Key difference: business code doesn't need to know about hits/misses — the cache layer encapsulates that completely. Fits when you want to keep cache logic separate from business logic.

2.3 Write-Through

Every write passes through the cache before going to the database.
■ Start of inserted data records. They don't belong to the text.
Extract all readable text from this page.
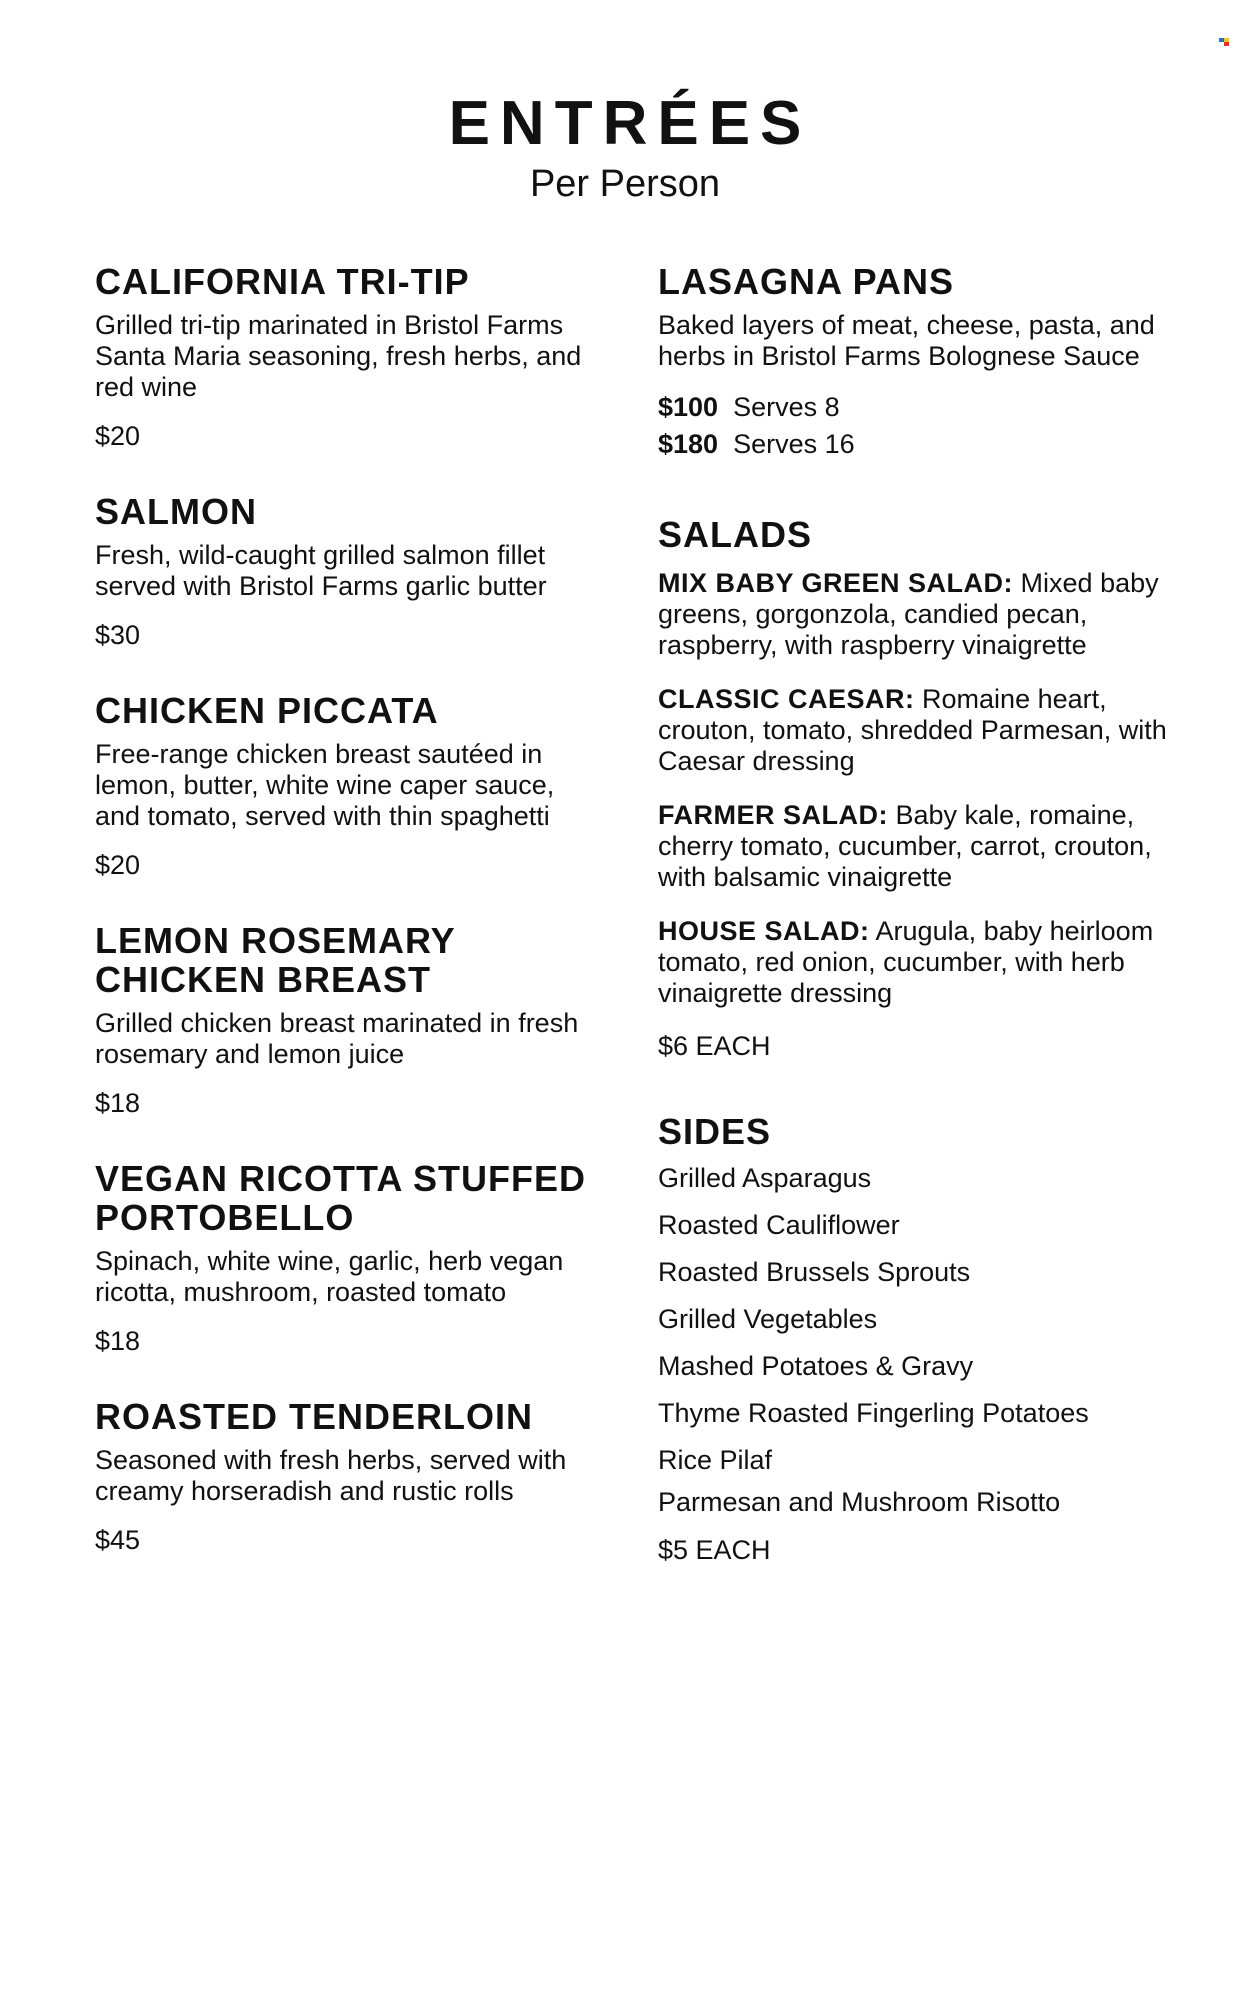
ENTRÉES
Per Person
CALIFORNIA TRI-TIP
Grilled tri-tip marinated in Bristol Farms Santa Maria seasoning, fresh herbs, and red wine
$20
SALMON
Fresh, wild-caught grilled salmon fillet served with Bristol Farms garlic butter
$30
CHICKEN PICCATA
Free-range chicken breast sautéed in lemon, butter, white wine caper sauce, and tomato, served with thin spaghetti
$20
LEMON ROSEMARY CHICKEN BREAST
Grilled chicken breast marinated in fresh rosemary and lemon juice
$18
VEGAN RICOTTA STUFFED PORTOBELLO
Spinach, white wine, garlic, herb vegan ricotta, mushroom, roasted tomato
$18
ROASTED TENDERLOIN
Seasoned with fresh herbs, served with creamy horseradish and rustic rolls
$45
LASAGNA PANS
Baked layers of meat, cheese, pasta, and herbs in Bristol Farms Bolognese Sauce
$100 Serves 8
$180 Serves 16
SALADS
MIX BABY GREEN SALAD: Mixed baby greens, gorgonzola, candied pecan, raspberry, with raspberry vinaigrette
CLASSIC CAESAR: Romaine heart, crouton, tomato, shredded Parmesan, with Caesar dressing
FARMER SALAD: Baby kale, romaine, cherry tomato, cucumber, carrot, crouton, with balsamic vinaigrette
HOUSE SALAD: Arugula, baby heirloom tomato, red onion, cucumber, with herb vinaigrette dressing
$6 EACH
SIDES
Grilled Asparagus
Roasted Cauliflower
Roasted Brussels Sprouts
Grilled Vegetables
Mashed Potatoes & Gravy
Thyme Roasted Fingerling Potatoes
Rice Pilaf
Parmesan and Mushroom Risotto
$5 EACH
The cache always contains the latest data, but write latency increases because both writes happen synchronously.

sequenceDiagram
    participant App
    participant Cache
    participant DB

    App->>Cache: SET user:123 = {updated data}
    Cache->>DB: UPDATE users SET ... WHERE id=123
    DB-->>Cache: OK
    Cache-->>App: OK

    Note over App,DB: Reads are always consistent
    App->>Cache: GET user:123
    Cache-->>App: HIT -> {updated data}

Write-Through: the cache proxies every write, ensuring consistency

When to use: when consistency is the top priority — session management, user profiles, shopping carts. Not a fit for write-heavy workloads because every write incurs extra latency.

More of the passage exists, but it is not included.